The first UDI requirement, the assignment of unique product identifiers with the prescribed data elements in a barcode, is familiar to most companies producing or distributing Class II and Class III devices and products that are sold at retail. Retail products are already labeled with UPC barcodes carrying a GTIN-12. The FDA has deemed the GTIN-12 and UPC barcode to be sufficient for meeting the requirements of UDI for Class I devices. UPC barcodes are incapable of being encoded with production information or additional data such as expiration date, production date, lot/batch number, or serial number. However, if this type of information is used in the supply chain management of a Class I device, it will need to be indicated as such in the GUDID details about that device.
Next, a FDA labeler account must be established. Then with the UDI in hand and a summary of the additional attribution that will be needed for each device, the GUDID input can begin. There are three different approaches to tackling this work: assign someone to do it internally via a GUI interface, automate the process using a proprietary business-to-business interface program based on HL7 code, or hire a third-party service provider to do it. Companies with fewer than 100 products may find the do-it-yourself approach most practical. Every manufacturer will need to choose an approach that fits its budget, staffing resources, and volume of products to be recorded and maintained.

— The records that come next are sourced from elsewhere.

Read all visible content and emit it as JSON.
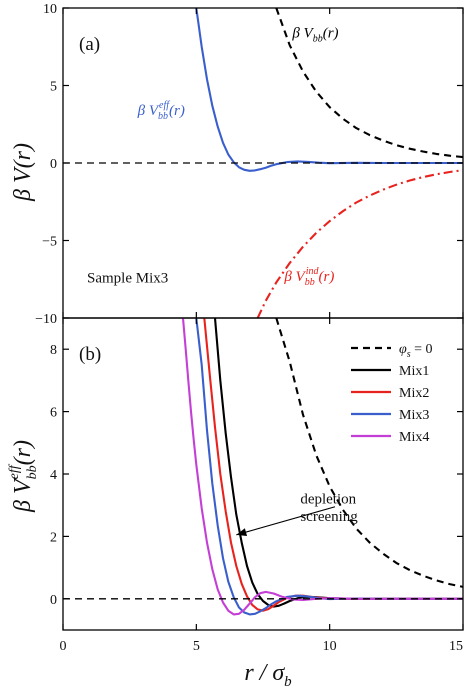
{
  "chart_data": [
    {
      "panel": "(a)",
      "type": "line",
      "ylabel": "β V(r)",
      "ylim": [
        -10,
        10
      ],
      "xlim": [
        0,
        15
      ],
      "yticks": [
        -10,
        -5,
        0,
        5,
        10
      ],
      "xticks": [
        0,
        5,
        10,
        15
      ],
      "grid": false,
      "annotations": [
        {
          "text": "Sample Mix3",
          "x": 0.9,
          "y": -7.7
        },
        {
          "text": "β V_bb(r)",
          "x": 8.6,
          "y": 8.1
        },
        {
          "text": "β V_bb^eff(r)",
          "x": 2.8,
          "y": 3.1
        },
        {
          "text": "β V_bb^ind(r)",
          "x": 8.3,
          "y": -7.6
        }
      ],
      "series": [
        {
          "name": "β V_bb(r)",
          "color": "#000000",
          "dash": "dashed",
          "x": [
            8.0,
            8.5,
            9.0,
            9.5,
            10.0,
            10.5,
            11.0,
            11.5,
            12.0,
            12.5,
            13.0,
            13.5,
            14.0,
            14.5,
            15.0
          ],
          "y": [
            10.0,
            7.6,
            5.9,
            4.6,
            3.6,
            2.85,
            2.25,
            1.8,
            1.45,
            1.15,
            0.92,
            0.74,
            0.59,
            0.47,
            0.38
          ]
        },
        {
          "name": "β V_bb^eff(r)",
          "color": "#3a5fcd",
          "dash": "solid",
          "x": [
            5.0,
            5.2,
            5.4,
            5.6,
            5.8,
            6.0,
            6.2,
            6.4,
            6.6,
            6.8,
            7.0,
            7.2,
            7.4,
            7.6,
            7.8,
            8.0,
            8.4,
            8.8,
            9.2,
            9.6,
            10.0,
            11.0,
            12.0,
            13.0,
            14.0,
            15.0
          ],
          "y": [
            10.0,
            7.5,
            5.4,
            3.7,
            2.35,
            1.3,
            0.55,
            0.05,
            -0.28,
            -0.44,
            -0.5,
            -0.48,
            -0.4,
            -0.3,
            -0.18,
            -0.08,
            0.06,
            0.1,
            0.07,
            0.02,
            -0.01,
            0.01,
            0.0,
            0.0,
            0.0,
            0.0
          ]
        },
        {
          "name": "β V_bb^ind(r)",
          "color": "#e8231e",
          "dash": "dashdot",
          "x": [
            7.3,
            7.6,
            8.0,
            8.5,
            9.0,
            9.5,
            10.0,
            10.5,
            11.0,
            11.5,
            12.0,
            12.5,
            13.0,
            13.5,
            14.0,
            14.5,
            15.0
          ],
          "y": [
            -10.0,
            -8.9,
            -7.7,
            -6.45,
            -5.4,
            -4.5,
            -3.75,
            -3.1,
            -2.55,
            -2.1,
            -1.72,
            -1.4,
            -1.13,
            -0.91,
            -0.73,
            -0.58,
            -0.46
          ]
        },
        {
          "name": "zero",
          "color": "#000000",
          "dash": "dashed",
          "x": [
            0,
            15
          ],
          "y": [
            0,
            0
          ]
        }
      ]
    },
    {
      "panel": "(b)",
      "type": "line",
      "ylabel": "β V_bb^eff(r)",
      "xlabel": "r / σ_b",
      "ylim": [
        -1,
        9
      ],
      "xlim": [
        0,
        15
      ],
      "yticks": [
        0,
        2,
        4,
        6,
        8
      ],
      "xticks": [
        0,
        5,
        10,
        15
      ],
      "xtick_labels": [
        "0",
        "5",
        "10",
        "15"
      ],
      "grid": false,
      "legend_position": "top-right",
      "annotations": [
        {
          "text": "depletion",
          "x": 8.9,
          "y": 3.05
        },
        {
          "text": "screening",
          "x": 8.9,
          "y": 2.5
        }
      ],
      "arrow": {
        "from": [
          10.2,
          2.95
        ],
        "to": [
          6.5,
          2.05
        ]
      },
      "series": [
        {
          "name": "φ_s = 0",
          "color": "#000000",
          "dash": "dashed",
          "x": [
            8.0,
            8.5,
            9.0,
            9.5,
            10.0,
            10.5,
            11.0,
            11.5,
            12.0,
            12.5,
            13.0,
            13.5,
            14.0,
            14.5,
            15.0
          ],
          "y": [
            9.0,
            7.6,
            5.9,
            4.6,
            3.6,
            2.85,
            2.25,
            1.8,
            1.45,
            1.15,
            0.92,
            0.74,
            0.59,
            0.47,
            0.38
          ]
        },
        {
          "name": "Mix1",
          "color": "#000000",
          "dash": "solid",
          "x": [
            5.7,
            5.9,
            6.1,
            6.3,
            6.5,
            6.7,
            6.9,
            7.1,
            7.3,
            7.5,
            7.7,
            7.9,
            8.1,
            8.3,
            8.5,
            8.8,
            9.1,
            9.5,
            10.0,
            11.0,
            12.0,
            13.0,
            14.0,
            15.0
          ],
          "y": [
            9.0,
            7.0,
            5.3,
            3.9,
            2.7,
            1.8,
            1.05,
            0.52,
            0.15,
            -0.07,
            -0.2,
            -0.25,
            -0.22,
            -0.15,
            -0.07,
            0.02,
            0.06,
            0.05,
            0.02,
            0.0,
            0.0,
            0.0,
            0.0,
            0.0
          ]
        },
        {
          "name": "Mix2",
          "color": "#e8231e",
          "dash": "solid",
          "x": [
            5.3,
            5.5,
            5.7,
            5.9,
            6.1,
            6.3,
            6.5,
            6.7,
            6.9,
            7.1,
            7.3,
            7.5,
            7.7,
            7.9,
            8.1,
            8.4,
            8.7,
            9.0,
            9.4,
            10.0,
            11.0,
            12.0,
            13.0,
            14.0,
            15.0
          ],
          "y": [
            9.0,
            7.2,
            5.5,
            4.0,
            2.8,
            1.8,
            1.05,
            0.48,
            0.08,
            -0.2,
            -0.34,
            -0.38,
            -0.33,
            -0.22,
            -0.1,
            0.03,
            0.1,
            0.1,
            0.05,
            0.0,
            0.0,
            0.0,
            0.0,
            0.0,
            0.0
          ]
        },
        {
          "name": "Mix3",
          "color": "#3a5fcd",
          "dash": "solid",
          "x": [
            5.0,
            5.2,
            5.4,
            5.6,
            5.8,
            6.0,
            6.2,
            6.4,
            6.6,
            6.8,
            7.0,
            7.2,
            7.4,
            7.6,
            7.8,
            8.0,
            8.4,
            8.8,
            9.2,
            9.6,
            10.0,
            11.0,
            12.0,
            13.0,
            14.0,
            15.0
          ],
          "y": [
            9.0,
            7.5,
            5.4,
            3.7,
            2.35,
            1.3,
            0.55,
            0.05,
            -0.28,
            -0.44,
            -0.5,
            -0.48,
            -0.4,
            -0.3,
            -0.18,
            -0.08,
            0.06,
            0.1,
            0.07,
            0.02,
            -0.01,
            0.01,
            0.0,
            0.0,
            0.0,
            0.0
          ]
        },
        {
          "name": "Mix4",
          "color": "#c43fd6",
          "dash": "solid",
          "x": [
            4.5,
            4.6,
            4.7,
            4.8,
            4.9,
            5.0,
            5.2,
            5.4,
            5.6,
            5.8,
            6.0,
            6.2,
            6.4,
            6.6,
            6.8,
            7.0,
            7.2,
            7.4,
            7.6,
            7.9,
            8.2,
            8.6,
            9.0,
            9.5,
            10.0,
            11.0,
            12.0,
            13.0,
            14.0,
            15.0
          ],
          "y": [
            9.0,
            8.0,
            7.0,
            6.0,
            5.1,
            4.3,
            2.9,
            1.8,
            0.95,
            0.3,
            -0.12,
            -0.38,
            -0.5,
            -0.48,
            -0.35,
            -0.15,
            0.05,
            0.18,
            0.22,
            0.17,
            0.07,
            -0.02,
            -0.04,
            0.0,
            0.02,
            0.0,
            0.0,
            0.0,
            0.0,
            0.0
          ]
        },
        {
          "name": "zero",
          "color": "#000000",
          "dash": "dashed",
          "x": [
            0,
            15
          ],
          "y": [
            0,
            0
          ]
        }
      ]
    }
  ]
}
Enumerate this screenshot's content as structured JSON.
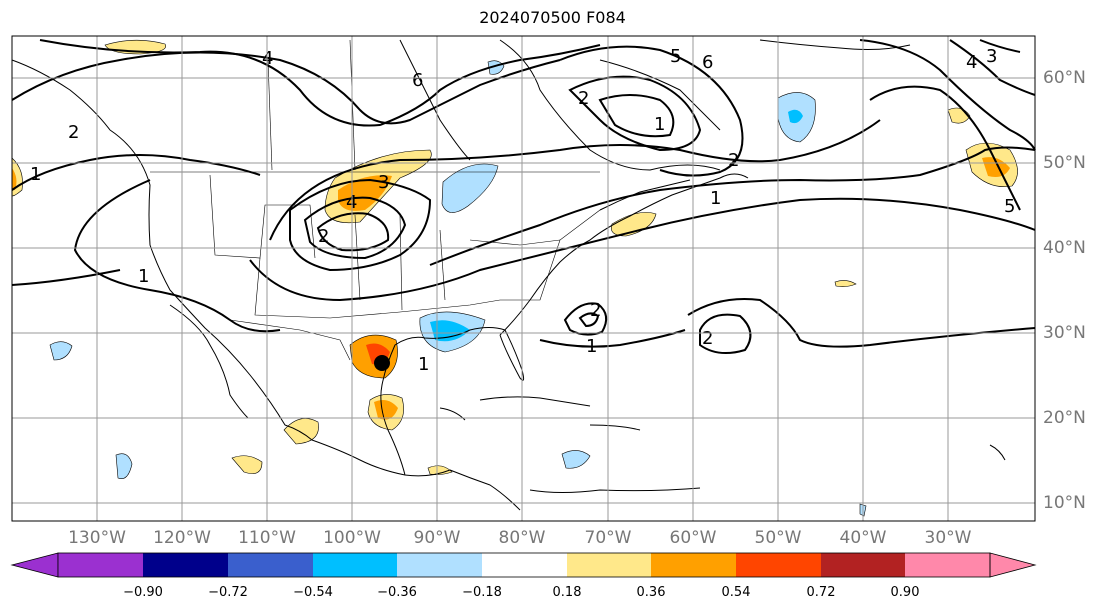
{
  "title": "2024070500 F084",
  "lon_labels": [
    "130°W",
    "120°W",
    "110°W",
    "100°W",
    "90°W",
    "80°W",
    "70°W",
    "60°W",
    "50°W",
    "40°W",
    "30°W"
  ],
  "lat_labels": [
    "60°N",
    "50°N",
    "40°N",
    "30°N",
    "20°N",
    "10°N"
  ],
  "colorbar": {
    "ticks": [
      "−0.90",
      "−0.72",
      "−0.54",
      "−0.36",
      "−0.18",
      "0.18",
      "0.36",
      "0.54",
      "0.72",
      "0.90"
    ],
    "colors": [
      "#9b30d0",
      "#00008b",
      "#3a5fcd",
      "#00bfff",
      "#b0e0ff",
      "#ffffff",
      "#ffe88a",
      "#ffa000",
      "#ff4500",
      "#b22222",
      "#ff88aa"
    ]
  },
  "contour_labels": [
    "4",
    "6",
    "5",
    "6",
    "2",
    "1",
    "3",
    "4",
    "2",
    "1",
    "2",
    "1",
    "1",
    "2",
    "1",
    "2",
    "1",
    "2",
    "4",
    "3",
    "5"
  ],
  "storm_marker": "tropical-cyclone-center"
}
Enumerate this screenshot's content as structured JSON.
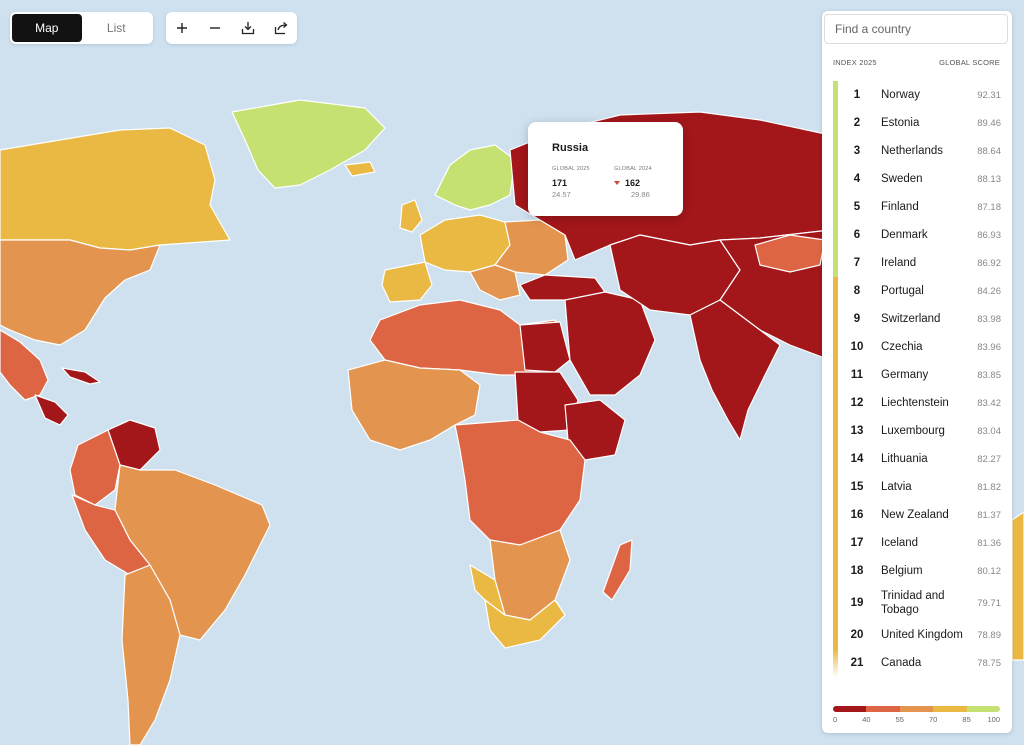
{
  "view_toggle": {
    "map_label": "Map",
    "list_label": "List",
    "active": "Map"
  },
  "toolbar": {
    "zoom_in_icon": "plus-icon",
    "zoom_out_icon": "minus-icon",
    "download_icon": "download-icon",
    "share_icon": "share-icon"
  },
  "tooltip": {
    "country": "Russia",
    "col1_label": "GLOBAL 2025",
    "col1_rank": "171",
    "col1_score": "24.57",
    "col2_label": "GLOBAL 2024",
    "col2_rank": "162",
    "col2_score": "29.86",
    "trend": "down"
  },
  "panel": {
    "search_placeholder": "Find a country",
    "header_left": "INDEX 2025",
    "header_right": "GLOBAL SCORE",
    "rows": [
      {
        "rank": "1",
        "name": "Norway",
        "score": "92.31"
      },
      {
        "rank": "2",
        "name": "Estonia",
        "score": "89.46"
      },
      {
        "rank": "3",
        "name": "Netherlands",
        "score": "88.64"
      },
      {
        "rank": "4",
        "name": "Sweden",
        "score": "88.13"
      },
      {
        "rank": "5",
        "name": "Finland",
        "score": "87.18"
      },
      {
        "rank": "6",
        "name": "Denmark",
        "score": "86.93"
      },
      {
        "rank": "7",
        "name": "Ireland",
        "score": "86.92"
      },
      {
        "rank": "8",
        "name": "Portugal",
        "score": "84.26"
      },
      {
        "rank": "9",
        "name": "Switzerland",
        "score": "83.98"
      },
      {
        "rank": "10",
        "name": "Czechia",
        "score": "83.96"
      },
      {
        "rank": "11",
        "name": "Germany",
        "score": "83.85"
      },
      {
        "rank": "12",
        "name": "Liechtenstein",
        "score": "83.42"
      },
      {
        "rank": "13",
        "name": "Luxembourg",
        "score": "83.04"
      },
      {
        "rank": "14",
        "name": "Lithuania",
        "score": "82.27"
      },
      {
        "rank": "15",
        "name": "Latvia",
        "score": "81.82"
      },
      {
        "rank": "16",
        "name": "New Zealand",
        "score": "81.37"
      },
      {
        "rank": "17",
        "name": "Iceland",
        "score": "81.36"
      },
      {
        "rank": "18",
        "name": "Belgium",
        "score": "80.12"
      },
      {
        "rank": "19",
        "name": "Trinidad and Tobago",
        "score": "79.71"
      },
      {
        "rank": "20",
        "name": "United Kingdom",
        "score": "78.89"
      },
      {
        "rank": "21",
        "name": "Canada",
        "score": "78.75"
      }
    ]
  },
  "legend": {
    "ticks": [
      "0",
      "40",
      "55",
      "70",
      "85",
      "100"
    ],
    "colors": [
      "#a3161a",
      "#dd6544",
      "#e3944f",
      "#e9b944",
      "#c5e171"
    ]
  },
  "colors": {
    "ocean": "#cfe1ef",
    "very_serious": "#a3161a",
    "difficult": "#dd6544",
    "problematic": "#e3944f",
    "satisfactory": "#e9b944",
    "good": "#c5e171"
  }
}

Logging into the FDA website to enter the product data, users will find a workflow path that leads them through the questions to be answered. The most time-consuming aspect of the entire process for most companies will be collecting the required information before uploading the data.
Several resources are available to help guide companies through the process. GS1 US offers an Implementation Guideline – Applying the GS1 System of Standards for U.S. FDA Unique Device Identification (UDI) and a Quick Start Guide explaining how GS1 Standards can be applied to meeting the UDI requirements. The FDA also offers guidance in its online resources FDA UDI Basics and Global Unique Device Identification Database (GUDID): Guidance for Industry.
Considering the vast range and potentially large volume of Class I medical devices that will soon be held accountable for meeting UDI requirements, there is no time to waste. Manufacturers of these countless products need to act quickly in order to be ready when FDA enforcement begins.